Cross Game 2-3 by Mitsuru Adachi

The first volume of Cross Game (well, the first collected volume from VIZ, which includes the first three volumes of the Japanese version) introduced the characters and established the motivation for average boy Ko Kitamura to devote himself to becoming a good enough pitcher to reach the Koshien tournament. It’s very good, but there’s little actual baseball. Volumes two and three (four through seven in Japanese) make up for that in a big way.

Ko has now entered high school, but the publicity-hungry interim principal has hired Coach Daimon, who is known for getting teams to Koshien, and has built a dorm to house the students who’ve been especially recruited for the team. Neither seems to care about the boys or their enjoyment of the game—the interim principal is merely out for acclaim, and the Coach doesn’t put forth any effort to instill a team mentality in his players, seemingly content with a top sixteen placement because it’s good enough for him to keep his cushy job.

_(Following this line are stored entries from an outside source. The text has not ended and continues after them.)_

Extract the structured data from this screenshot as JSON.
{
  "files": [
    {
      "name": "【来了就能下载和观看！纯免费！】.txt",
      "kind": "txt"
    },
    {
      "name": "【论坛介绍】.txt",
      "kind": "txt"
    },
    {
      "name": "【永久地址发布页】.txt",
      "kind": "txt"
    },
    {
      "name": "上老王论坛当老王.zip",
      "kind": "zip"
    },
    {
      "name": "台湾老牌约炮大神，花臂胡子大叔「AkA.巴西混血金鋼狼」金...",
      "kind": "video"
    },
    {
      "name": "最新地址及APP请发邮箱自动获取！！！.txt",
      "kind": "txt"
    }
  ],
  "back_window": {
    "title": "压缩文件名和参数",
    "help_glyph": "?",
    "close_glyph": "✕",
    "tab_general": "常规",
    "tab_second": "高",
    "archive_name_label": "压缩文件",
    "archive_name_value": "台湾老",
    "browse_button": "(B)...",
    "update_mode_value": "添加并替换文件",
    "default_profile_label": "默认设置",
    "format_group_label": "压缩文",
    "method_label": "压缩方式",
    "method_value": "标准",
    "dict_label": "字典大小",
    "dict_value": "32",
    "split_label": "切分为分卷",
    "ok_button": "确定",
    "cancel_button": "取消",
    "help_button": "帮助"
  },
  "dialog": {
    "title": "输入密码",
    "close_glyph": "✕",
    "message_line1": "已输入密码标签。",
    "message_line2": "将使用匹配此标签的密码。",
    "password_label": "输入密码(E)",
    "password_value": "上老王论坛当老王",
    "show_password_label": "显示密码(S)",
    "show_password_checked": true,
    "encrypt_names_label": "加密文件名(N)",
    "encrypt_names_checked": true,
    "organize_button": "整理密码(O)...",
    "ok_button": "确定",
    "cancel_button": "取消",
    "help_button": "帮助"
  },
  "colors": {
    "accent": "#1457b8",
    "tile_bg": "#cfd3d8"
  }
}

Anyway, Ko and his two close friends, Akaishi and Nakanishi, have refused to even try out for the varsity team and spend their time amongst “the portables,” which is the nickname for the leftover players who must practice under inferior conditions and with a coach who’s considered past his prime. Twice over the course of these volumes the portables challenge the varsity players, and both times the game is riveting in a way I have never experienced before with baseball.

Adachi’s great at pacing and setting the scene, and the flow of each game is easy to follow. The first match-up results in a close game, with the portables ultimately losing. A special training regimen ensues, and Ko works on building up his stamina and his arsenal of pitches. When the teams have their rematch, he’s a changed pitcher, and better than anyone the varsity team faced during their progress through the spring tournament. It’s true that we don’t get into Ko’s head much during all of this intense effort on his part, but I take this to mean that he’s got a singular focus—there’s no need to constantly reiterate that he’s attempting to fulfill the dream his childhood friend, Wakaba Tsukishima, had before her accidental death.

While the games occupy the most real estate in these volumes, there are some important character moments, too, mostly between Ko and Aoba, Wakaba’s younger sister, who always resented how much attention Wakaba gave him and who has never been able to shake the belief that he’s no good. I love that when Ko gets serious about pitching, it’s Aoba’s form and style that he emulates. Sure, Aoba is likely going to wind up in a love interest role, but that’s not her only purpose here, and it’s refreshing that the female lead is so thoroughly competent.

Words aren’t going to get anywhere with Aoba, so Ko can only prove by his actions that he’s dedicated and reliable, and we begin to see some very incremental signs of thawing. Small, episodic intervals chart the development of their relationship, and my very favorite moment in these two volumes—even with all the exciting sports action—falls into this category. It happens at the end of volume three. As a child, Ko used to accompany the Tsukishima siblings to visit their grandparents in the country, but he hasn’t gone in the five years since Wakaba’s death. Now he and his parents have been invited to come along and Aoba recognizes, from silent clues like Ko’s breakfast dishes and his solitary footprints heading out through the snow towards the woods, exactly where he is headed (to a spot he used to go with Wakaba) and prevents her youngest sister, Momiji, from going after him. She’s now ready to acknowledge how deeply he cared for her sister, which strikes me as a very mature moment.

Cross Game offers readers the best of both worlds. There’s intense baseball action for sports manga fans like me to avidly devour, but there’s also character drama, a strong female lead, and a sure artistic hand. Need I say again how ardently I hope we’ll see more Adachi manga in English in the future?

Review copies provided by the publisher.